Das Problem mit der Nachhaltigkeit
Und in der Tat wäre den Spielerinnen mehr geholfen, wenn sie in ihrem Alltag unter noch professionelleren Bedingungen arbeiten könnten, wenn sie sich nicht Sorgen um ihre finanzielle Zukunft machen müssten. Nicht nur als Nationalspielerinnen, sondern auch als Spielerinnen der Bundesliga. Ein Kampf, den unter anderem Nationalspielerin Lina Magull kämpfen will.

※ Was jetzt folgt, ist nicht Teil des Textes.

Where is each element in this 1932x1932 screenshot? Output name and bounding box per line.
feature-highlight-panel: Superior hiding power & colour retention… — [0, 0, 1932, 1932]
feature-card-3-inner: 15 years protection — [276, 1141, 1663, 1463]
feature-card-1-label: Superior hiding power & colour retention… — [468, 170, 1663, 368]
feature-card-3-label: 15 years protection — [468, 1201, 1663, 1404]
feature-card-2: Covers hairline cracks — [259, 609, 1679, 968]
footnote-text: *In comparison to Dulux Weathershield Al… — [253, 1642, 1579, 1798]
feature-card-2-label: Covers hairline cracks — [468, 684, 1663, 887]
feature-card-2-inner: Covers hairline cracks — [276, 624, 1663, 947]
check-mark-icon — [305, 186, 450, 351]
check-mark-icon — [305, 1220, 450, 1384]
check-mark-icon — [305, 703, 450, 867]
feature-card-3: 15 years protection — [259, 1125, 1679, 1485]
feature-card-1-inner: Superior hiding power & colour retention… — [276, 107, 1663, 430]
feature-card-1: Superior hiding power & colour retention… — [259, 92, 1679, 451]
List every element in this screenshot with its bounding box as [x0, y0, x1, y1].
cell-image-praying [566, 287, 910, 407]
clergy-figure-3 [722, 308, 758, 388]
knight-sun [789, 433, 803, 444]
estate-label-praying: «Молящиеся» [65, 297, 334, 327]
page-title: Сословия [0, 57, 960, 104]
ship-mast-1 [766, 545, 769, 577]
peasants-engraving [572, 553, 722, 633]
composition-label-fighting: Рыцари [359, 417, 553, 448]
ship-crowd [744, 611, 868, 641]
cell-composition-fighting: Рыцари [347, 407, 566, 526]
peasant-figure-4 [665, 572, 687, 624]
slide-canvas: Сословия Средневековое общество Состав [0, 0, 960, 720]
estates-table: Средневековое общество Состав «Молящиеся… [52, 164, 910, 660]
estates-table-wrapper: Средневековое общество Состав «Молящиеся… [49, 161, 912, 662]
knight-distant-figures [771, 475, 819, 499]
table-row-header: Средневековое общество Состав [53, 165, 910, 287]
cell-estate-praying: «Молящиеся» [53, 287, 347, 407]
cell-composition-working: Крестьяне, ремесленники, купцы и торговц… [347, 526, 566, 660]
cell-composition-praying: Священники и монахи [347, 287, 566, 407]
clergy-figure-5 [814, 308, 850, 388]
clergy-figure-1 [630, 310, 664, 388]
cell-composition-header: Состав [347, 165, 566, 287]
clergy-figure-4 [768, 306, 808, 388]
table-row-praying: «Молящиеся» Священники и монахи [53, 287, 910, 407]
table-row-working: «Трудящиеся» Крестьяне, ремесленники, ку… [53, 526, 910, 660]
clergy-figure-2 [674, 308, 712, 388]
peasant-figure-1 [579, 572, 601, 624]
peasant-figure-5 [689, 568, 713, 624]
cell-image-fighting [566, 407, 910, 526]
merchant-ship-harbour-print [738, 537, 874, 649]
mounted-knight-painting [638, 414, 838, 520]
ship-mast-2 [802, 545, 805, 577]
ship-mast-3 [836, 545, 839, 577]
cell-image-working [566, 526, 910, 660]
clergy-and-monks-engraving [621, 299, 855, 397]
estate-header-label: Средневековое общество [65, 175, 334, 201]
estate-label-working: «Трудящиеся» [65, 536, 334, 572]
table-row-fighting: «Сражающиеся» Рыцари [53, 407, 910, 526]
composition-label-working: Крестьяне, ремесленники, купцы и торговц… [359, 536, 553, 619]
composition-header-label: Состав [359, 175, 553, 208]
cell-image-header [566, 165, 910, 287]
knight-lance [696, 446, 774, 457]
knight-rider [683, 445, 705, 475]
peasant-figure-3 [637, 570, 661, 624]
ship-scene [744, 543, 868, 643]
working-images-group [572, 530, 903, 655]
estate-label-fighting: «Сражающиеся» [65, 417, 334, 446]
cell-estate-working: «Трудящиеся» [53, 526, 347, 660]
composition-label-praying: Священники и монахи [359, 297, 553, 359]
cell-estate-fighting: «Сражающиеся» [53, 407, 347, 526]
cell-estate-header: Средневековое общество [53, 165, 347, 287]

"Wir sollten ab der 2. Liga so gut verdienen, dass niemand mehr nebenbei arbeiten gehen muss", forderte die in Dortmund geborene und für Bayern München spielende Offensivkraft in der "Bild". "Da sprechen wir von einem Mindestgehalt von 2000, 3000 Euro im Monat. So kannst du die Entwicklung im Frauenfußball nachhaltig voranbringen." Ein verständlicher Wunsch nach mehr Professionalisierung, die im deutschen Fußball noch recht langsam voranschreitet. Die aber auch durch das fehlende Zuschauer-, Sponsoren- und TV-Interesse zu erklären ist.
Zwar werden mittlerweile alle Spiele der Bundesliga im TV übertragen, verbleiben aber zu oft unattraktiven Anstoßzeiten ohnehin hinter einer Paywall. Es ist kein attraktives Angebot. Im Pay-TV und im Stadion konkurrieren sie mit allerlei anderen Sportarten und mit Freizeitangeboten. Der Zuschauerschnitt in der nationalen Liga liegt weiter unter 1000. Es ist ein langer Weg und eine vergleichsweise einfache Rechnung. Die Frauen brauchen mehr Identifikationsfiguren, sie müssen dabei auf eine andere Zielgruppe setzen. Wie eben auch die bisherigen Spiele bei der Europameisterschaft gezeigt haben. Das Publikum ist jünger, ist weiblicher, ist auch in der Liga nicht von der zuweilen höchst maskulinen Fanstruktur der Männerligen geprägt. Der Sport ist bezahlbarer, ist somit offener für Familien, denen die Gier nach Macht und Geld bei den männlichen Vertretern zuwider ist.
Was der Sieg gegen Spanien auslösen kann
Aber alles Gerede, alle Forderungen nützen nichts, wenn sie nicht sportlich untermauert werden. Nur so wird dem Sport der langsame, beschwerliche Weg in andere Sphären gelingen. Das 2:0 gegen Spanien war daher nicht nur ein Sieg im Kampf der Kulturen, sondern vielmehr eben auch ein kleiner Schritt in diese Richtung. In diesem Sommer stehen die Frauen allein auf der Bühne. Sie spielen im Mutterland des Fußballs und können einen Kontrapunkt zur WM in Katar setzen. Wenn es ihnen jetzt gelingt, sportlich weiter so zu überzeugen und dabei eine andere, eine positive Geschichte zu erzählen, sind die Voraussetzungen für den weiteren Aufstieg des Spiels in der öffentlichen Wahrnehmung.
Dass sich etwas ändern könnte, zeigten nicht zuletzt die Spiele der K.-o.-Phase der Champions League, als unter anderem der VfL Wolfsburg beim Spiel gegen den FC Barcelona mit 2:0 gewann, nach einem 1:5 im Hinspiel zwar ausschied, aber über 20.000 begeisterte Fans im großen Stadion zurückließ. Auch der FC Bayern ging für das Spiel gegen Paris Saint-Germain in die Allianz Arena. Es sind diese Schritte, die den Nationalspielerinnen helfen. Auch jetzt bei der EM mit den guten Zuschauerzahlen. Sie kennen diese Kulissen mittlerweile, auch wenn sie in der Bundesliga nicht gegeben sind. Alles hängt mit allem zusammen. Gelingt dem Team ein Coup in England, wird dieser Auswirkungen auf die Liga haben. Vor dieser Druckkulisse werden die Spiele ausgetragen. Es geht darum, das Spiel in die Masse zu tragen. Nur selten ist dafür Gelegenheit.
Umso erfreulich war dieser verdammt beeindruckende Sieg gegen Spanien, der nach zwei Spielen durch den direkten Vergleich sogar schon für den Gruppensieg sorgte. Der praktische Nebeneffekt: Die Gastgeberinnen aus England werden dort nicht der Gegner sein.